Eigentlich läuft es ja glänzend für das Dax-Mitglied und Kochboxen-Anbieter HelloFresh, wenn man Quartal für Quartal die neuesten Rekorde liest. Eine Ausnahme bildet aber der Ableger HelloFresh Go, der im März insolvent gegangen war. Doch nun hat der Insolvenzverwalten einen Käufer für den Vermieter von Lunch-Kühlschränken für Büros gefunden, dessen Geschäft in der Corona-Pandemie eingebrochen war. Das schwedische Unternehmen Convini, das ebenfalls Lunch-Kühlschränke und auch Kaffeeautomaten vermietet, übernimmt HelloFresh Go zum 1. Juni. Die etwa 80 Mitarbeiter*innen sollen übernommen werden, für die Kund*innen von HelloFresh Go soll sich zunächst nichts ändern.
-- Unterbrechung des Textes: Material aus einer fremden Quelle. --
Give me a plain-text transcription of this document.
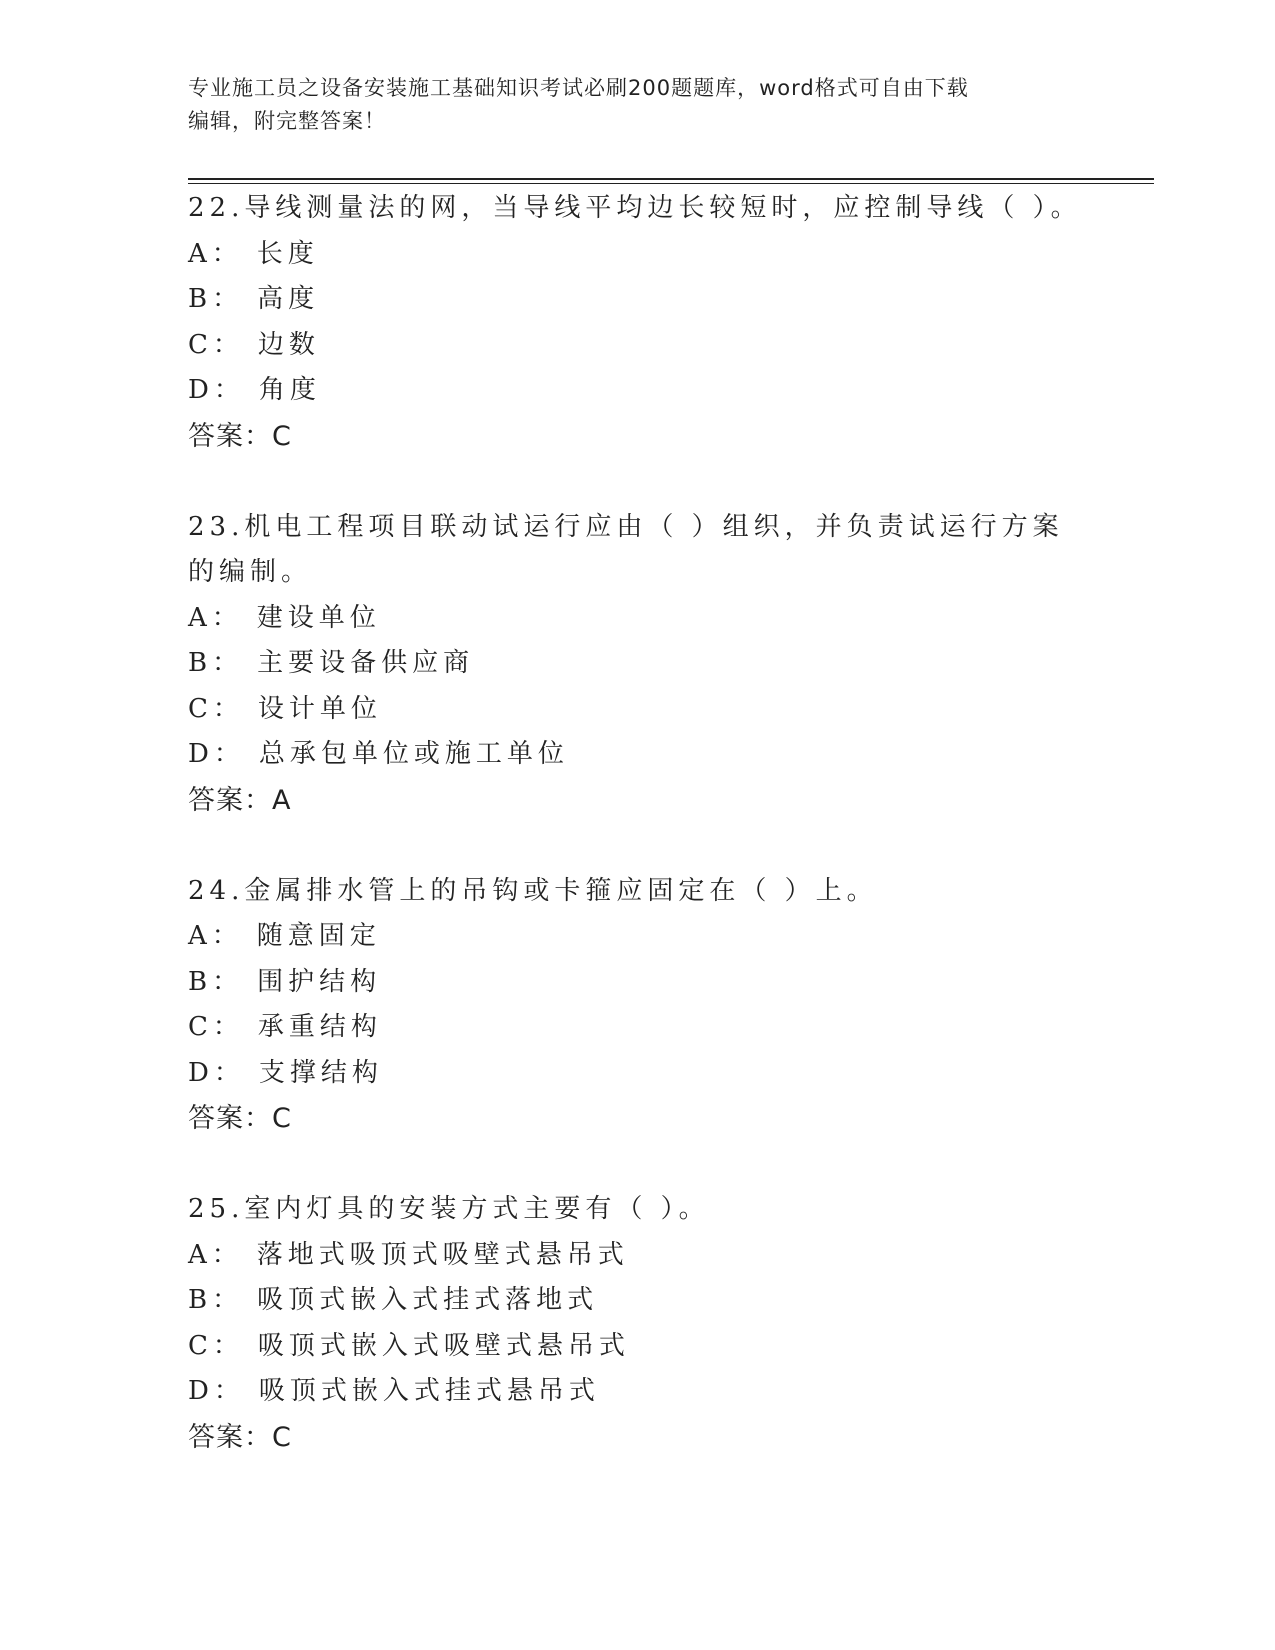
专业施工员之设备安装施工基础知识考试必刷200题题库，word格式可自由下载
编辑，附完整答案！
22.导线测量法的网，当导线平均边长较短时，应控制导线（ ）。
A： 长度
B： 高度
C： 边数
D： 角度
答案：C
23.机电工程项目联动试运行应由（ ）组织，并负责试运行方案的编制。
A： 建设单位
B： 主要设备供应商
C： 设计单位
D： 总承包单位或施工单位
答案：A
24.金属排水管上的吊钩或卡箍应固定在（ ）上。
A： 随意固定
B： 围护结构
C： 承重结构
D： 支撑结构
答案：C
25.室内灯具的安装方式主要有（ ）。
A： 落地式吸顶式吸壁式悬吊式
B： 吸顶式嵌入式挂式落地式
C： 吸顶式嵌入式吸壁式悬吊式
D： 吸顶式嵌入式挂式悬吊式
答案：C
Die Ausgaben von Verbraucher*innen in den USA im E-Commerce nähreren sich der Schwelle von 1 Billion Dollar. Nach Angaben des US-Handelsministeriums erreichten die E-Commerce-Umsätze in den letzten zwölf Monaten 975 Milliarden Dollar. Damit hat sich der E-Commerce-Markt innerhalb von nur drei Jahren beinahe verdoppelt, denn damals lag der Wert erst bei 518 Milliarden Dollar. Damals hatte der Markt noch sieben Jahre gebraucht, um sich zu verdoppeln. Wenn die Corona-Pandemie nicht eingetreten wäre und der E-Commerce weiterhin seine jährliche Wachstumsrate von 14 bis 15 Prozent beibehalten hätte, dann würden wir jetzt erst von ca. 780 Milliarden Dollar sprechen – so ist der Markt aber nun 25 Prozent größer als ohne Corona erwartet.